8.6. Delimited Text Converter¶
The delimited text converter handles plain delimited text files such as CSV or TSV. To use the delimited text
converter, specify type = "delimited-text"
in your converter definition.
8.6.1. Configuration¶
The format of the delimited files must be defined using the format
element. GeoMesa uses
Apache Commons CSV for parsing. The available
formats are instances of org.apache.commons.csv.CSVFormat
:
- DEFAULT or CSV:
CSVFormat.DEFAULT
- TDF or TSV:
CSVFormat.TDF
- QUOTED:
CSVFormat.DEFAULT.withQuoteMode(QuoteMode.ALL)
- QUOTE_ESCAPE:
CSVFormat.DEFAULT.withEscape('"')
- QUOTED_WITH_QUOTE_ESCAPE:
CSVFormat.DEFAULT.withEscape('"').withQuoteMode(QuoteMode.ALL)
- EXCEL:
CSVFormat.EXCEL
- MYSQL:
CSVFormat.MYSQL
- RFC4180:
CSVFormat.RFC4180
In addition, GeoMesa supports custom quote, escape and delimiter characters, which can be used to modify the
base format. These can be specified through options.quote
, options.escape
and options.delimiter
.
Quotes and escapes can be disabled by setting the option to an empty string.

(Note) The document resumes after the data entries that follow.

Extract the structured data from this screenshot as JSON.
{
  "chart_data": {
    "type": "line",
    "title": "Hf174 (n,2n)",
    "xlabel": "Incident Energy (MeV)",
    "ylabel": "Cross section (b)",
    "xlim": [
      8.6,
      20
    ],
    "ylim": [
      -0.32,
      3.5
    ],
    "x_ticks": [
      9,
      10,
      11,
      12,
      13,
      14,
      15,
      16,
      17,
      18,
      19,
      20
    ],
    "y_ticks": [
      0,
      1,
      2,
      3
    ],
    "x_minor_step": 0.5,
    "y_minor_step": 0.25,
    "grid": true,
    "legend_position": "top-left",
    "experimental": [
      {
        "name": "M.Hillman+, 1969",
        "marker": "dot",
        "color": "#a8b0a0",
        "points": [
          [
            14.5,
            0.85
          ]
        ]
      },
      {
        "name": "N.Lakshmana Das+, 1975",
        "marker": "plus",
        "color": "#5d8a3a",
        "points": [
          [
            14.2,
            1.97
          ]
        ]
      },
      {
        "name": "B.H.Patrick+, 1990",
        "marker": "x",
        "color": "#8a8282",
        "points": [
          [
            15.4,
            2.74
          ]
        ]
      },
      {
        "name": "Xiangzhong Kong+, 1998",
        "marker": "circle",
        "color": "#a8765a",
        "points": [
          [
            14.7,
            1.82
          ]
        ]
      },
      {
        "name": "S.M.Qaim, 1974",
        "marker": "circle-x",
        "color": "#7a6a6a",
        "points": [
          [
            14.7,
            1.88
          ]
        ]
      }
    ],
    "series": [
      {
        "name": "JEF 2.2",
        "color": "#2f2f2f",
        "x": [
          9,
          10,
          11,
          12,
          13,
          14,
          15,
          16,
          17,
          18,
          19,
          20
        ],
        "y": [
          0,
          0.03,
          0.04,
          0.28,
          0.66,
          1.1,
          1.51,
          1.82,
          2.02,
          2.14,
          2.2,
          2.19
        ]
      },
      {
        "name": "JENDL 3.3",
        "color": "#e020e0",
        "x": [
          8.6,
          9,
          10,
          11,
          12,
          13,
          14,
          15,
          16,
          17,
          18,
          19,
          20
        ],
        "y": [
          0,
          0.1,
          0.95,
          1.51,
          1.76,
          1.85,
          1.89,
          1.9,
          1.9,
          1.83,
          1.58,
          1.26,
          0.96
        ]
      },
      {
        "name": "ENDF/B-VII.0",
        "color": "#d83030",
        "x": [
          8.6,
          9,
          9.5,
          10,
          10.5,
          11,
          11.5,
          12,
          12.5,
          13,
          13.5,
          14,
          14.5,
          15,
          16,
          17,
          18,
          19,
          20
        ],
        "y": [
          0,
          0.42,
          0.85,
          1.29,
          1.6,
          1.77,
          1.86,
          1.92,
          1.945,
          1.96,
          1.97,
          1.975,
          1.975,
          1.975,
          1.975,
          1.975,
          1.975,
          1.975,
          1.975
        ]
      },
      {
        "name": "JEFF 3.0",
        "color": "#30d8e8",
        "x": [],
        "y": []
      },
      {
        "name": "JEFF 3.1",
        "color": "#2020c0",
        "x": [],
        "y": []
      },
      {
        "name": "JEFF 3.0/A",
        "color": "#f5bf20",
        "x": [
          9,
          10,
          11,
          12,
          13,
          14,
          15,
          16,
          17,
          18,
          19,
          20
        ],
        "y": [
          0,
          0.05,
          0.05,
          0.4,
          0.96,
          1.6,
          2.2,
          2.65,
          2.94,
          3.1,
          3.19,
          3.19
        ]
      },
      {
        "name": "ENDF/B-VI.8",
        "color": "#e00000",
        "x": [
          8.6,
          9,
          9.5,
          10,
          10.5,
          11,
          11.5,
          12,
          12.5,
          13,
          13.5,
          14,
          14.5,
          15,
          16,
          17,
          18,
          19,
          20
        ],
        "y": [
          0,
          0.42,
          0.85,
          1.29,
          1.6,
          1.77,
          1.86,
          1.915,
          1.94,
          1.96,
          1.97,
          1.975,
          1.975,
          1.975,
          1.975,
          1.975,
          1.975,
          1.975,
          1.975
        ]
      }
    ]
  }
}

If the input files have header lines, they can be skipped over by specifying a number of lines to skip
using options.skip-lines
, e.g. options.skip-lines = 1
.
8.6.2. Transform Functions¶
The transform
element supports referencing each field in the record by its column number using $
. $0
refers to the whole line, then the first columns is $1
, etc. Each column will initially be a string, so
further transforms may be necessary to create the correct type. See Transformation Function Overview for more details.
8.6.3. Example Usage¶
Suppose you have a SimpleFeatureType
with the following schema:
phrase:String,dtg:Date,*geom:Point:srid=4326
And you have the following comma-separated data:
first,hello,2015-01-01T00:00:00.000Z,45.0,45.0
second,world,2015-01-01T00:00:00.000Z,45.0,45.0
We want to concatenate the first two fields together to form the phrase, parse the third field as a date, and
use the last two fields as coordinates for a Point
geometry. The following configuration defines an appropriate
converter for taking this CSV data and transforming it into our SimpleFeatureType
:
geomesa.converters.example = {
type = "delimited-text",
format = "CSV",
id-field = "md5(stringToBytes($0))",
fields = [
{ name = "phrase", transform = "concatenate($1, $2)" },
{ name = "dtg", transform = "dateHourMinuteSecondMillis($3)" },
{ name = "lat", transform = "$4::double" },
{ name = "lon", transform = "$5::double" },
{ name = "geom", transform = "point($lon, $lat)" }
]
user-data = {
// note: keys will be treated as strings and should not be quoted
my.user.key = "$phrase"
}
}
The id
of the SimpleFeature
is formed from an MD5 hash of the
entire record ($0
is the original data). The simple feature attributes
are created from the fields
list with appropriate transforms (note the
use of intermediate fields ‘lat’ and ‘lon’). If desired, user data for the
feature can be set by referencing fields. This can be used for setting
Accumulo visibility constraints, among other things (see Accumulo Visibilities).